After the initial euphoria that comes with the dawning of spring, there comes a lull. The novelty of asparagus and peonies has worn off, and as welcome a sight as the arugula, chard and mustard greens are, they cannot stand up to the sexiness of the coming summer fruits and vegetables. So it is at this time of year that I always turn to rhubarb for a little pick-me-up.
Is it a fruit, is it a vegetable? Who knows, who really cares in the end. It's the oddity of it that I like, the bracing tartness disguised as a rosy celery.

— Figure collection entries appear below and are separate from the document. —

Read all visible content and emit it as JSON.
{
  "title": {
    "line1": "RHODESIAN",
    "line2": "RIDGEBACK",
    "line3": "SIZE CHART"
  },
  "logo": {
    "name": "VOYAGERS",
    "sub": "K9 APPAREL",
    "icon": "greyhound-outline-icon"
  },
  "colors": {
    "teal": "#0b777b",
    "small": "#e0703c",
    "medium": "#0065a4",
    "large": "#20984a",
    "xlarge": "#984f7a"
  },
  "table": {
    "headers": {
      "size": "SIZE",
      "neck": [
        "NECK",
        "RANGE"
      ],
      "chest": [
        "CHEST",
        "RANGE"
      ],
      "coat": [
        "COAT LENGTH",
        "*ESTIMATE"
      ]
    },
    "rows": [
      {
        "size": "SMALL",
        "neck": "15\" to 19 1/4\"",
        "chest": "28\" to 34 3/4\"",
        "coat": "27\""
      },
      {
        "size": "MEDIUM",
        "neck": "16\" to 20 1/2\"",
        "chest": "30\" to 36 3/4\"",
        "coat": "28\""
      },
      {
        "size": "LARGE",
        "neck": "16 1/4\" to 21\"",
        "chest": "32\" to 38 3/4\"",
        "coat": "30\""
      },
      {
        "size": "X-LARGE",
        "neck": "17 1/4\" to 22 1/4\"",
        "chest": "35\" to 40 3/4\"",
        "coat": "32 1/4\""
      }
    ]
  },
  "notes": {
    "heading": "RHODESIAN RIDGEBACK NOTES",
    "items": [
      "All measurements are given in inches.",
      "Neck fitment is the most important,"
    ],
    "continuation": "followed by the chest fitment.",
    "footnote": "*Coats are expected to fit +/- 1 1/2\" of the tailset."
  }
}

In past years I've always stuck to roasting or slow cooking it to make a compote, to be eaten with yogurt for breakfast or for a particularly austere dessert. And this year I did allocate a bit of my stash to that use, as I find it comforting to have a jar of this astringent mush in the refrigerator. A bit of white wine (perfect way to use up that last bit of a bottle that's been in the fridge a smidge too long), sugar and orange zest mixed together and then a half hour in a 350 degree oven and I had some gorgeous, restorative spoon food.

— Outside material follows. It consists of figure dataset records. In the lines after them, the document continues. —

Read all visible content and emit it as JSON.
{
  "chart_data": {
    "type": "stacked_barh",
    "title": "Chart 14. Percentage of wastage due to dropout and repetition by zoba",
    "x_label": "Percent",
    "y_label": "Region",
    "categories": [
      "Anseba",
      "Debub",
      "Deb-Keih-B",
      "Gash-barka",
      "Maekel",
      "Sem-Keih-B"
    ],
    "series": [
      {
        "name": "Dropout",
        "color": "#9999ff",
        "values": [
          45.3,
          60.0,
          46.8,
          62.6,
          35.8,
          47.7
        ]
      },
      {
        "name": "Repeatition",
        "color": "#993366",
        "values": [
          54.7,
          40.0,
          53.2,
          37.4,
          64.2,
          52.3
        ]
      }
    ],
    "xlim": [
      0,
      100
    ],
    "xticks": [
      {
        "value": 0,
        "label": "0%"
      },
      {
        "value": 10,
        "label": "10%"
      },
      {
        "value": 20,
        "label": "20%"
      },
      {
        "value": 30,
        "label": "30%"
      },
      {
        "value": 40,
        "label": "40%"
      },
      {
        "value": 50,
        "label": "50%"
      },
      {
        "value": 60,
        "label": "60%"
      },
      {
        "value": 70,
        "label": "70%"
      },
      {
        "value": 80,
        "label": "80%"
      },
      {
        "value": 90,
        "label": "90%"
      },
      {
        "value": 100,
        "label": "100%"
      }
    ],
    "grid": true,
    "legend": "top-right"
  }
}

But I had gone a bit overboard at the farmer's market and had armloads of rhubarb stalks in my refrigerator. With the sparkling, warm weather of late I've had summery cocktails on the brain, so it seemed only appropriate to make a bit of rhubarb syrup that might be added to prosecco, gin rickeys or whatever else strikes your fancy. Perhaps a rhubarb Italian soda would be nice for those non-imbibers?
I simmered pieces of rhubarb with enough water to nearly cover the stalks, some orange rind and a sprinkling of sugar until all of the pink had been leached from the rhubarb. Once the mixture had been strained I added a bit more sweetness via my favorite new discovery, agave syrup (I know I'm late to the party on this one but I do love it just the same) and decanted into a cute little bottle I picked up at the Container Store. I think this may be my obsession for the summer...fruity syrups. Hibiscus syrup is next on my list.
And lastly, more to use up some tart dough I had in the refrigerator from this recipe over at 101 Cookbooks than anything else, I made a rhubarb and ricotta crostata. And just because I was feeling my domestic goddess bones at the time, I made the ricotta. The undertaking was not particularly hard (I have to say the lemon juice method you may find online did not work at all for me, but the buttermilk method was a breeze), and is most certainly worth the effort if you don't have access to outstanding ricotta, but frankly Di Palo's ricotta was better than mine. But at least my curiosity about the matter has now been satisfied.
So after a bit of rolling, stirring, chopping and baking, I was left with this, to be enjoyed morning noon and night, whenever the mood might strike.
Perhaps onto Jamie Oliver's rhubarb-stuffed duck next?
1 batch of tart dough (I often use Martha Stewart's incomparable pate brisee recipe, but I love the whole grains in this recipe as well)
7 oz fresh ricotta, drained in a colander lined with a paper towel or cheesecloth unless your ricotta is already quite dry
2 teaspoons sugar
zest of 1/2 of an orange
9 oz rhubarb (1 1/2 stalks, about 2 cups), sliced into 1/4 inch slices
3 tablespoons sugar
zest of 1/2 of an orange
pinch of salt
Preheat oven to 350 degrees. Stir together the rhubarb filling ingredients and leave to macerate. Stir together the ricotta filling ingredients, making sure to smooth the ricotta as you do so.
Roll dough into a circle of about 1/4 inch in thickness, and transfer to a parchment lined baking sheet.
Spread the ricotta in a circle in the center of the dough, leaving an approximately 2-inch border on all edges. Then pile the rhubarb on top of the ricotta, including any juice that may have accumulated. Fold edges of the dough over the side, partially covering the fruit.
Bake for approximately 40 minutes, until the fruit is bubbling and tender.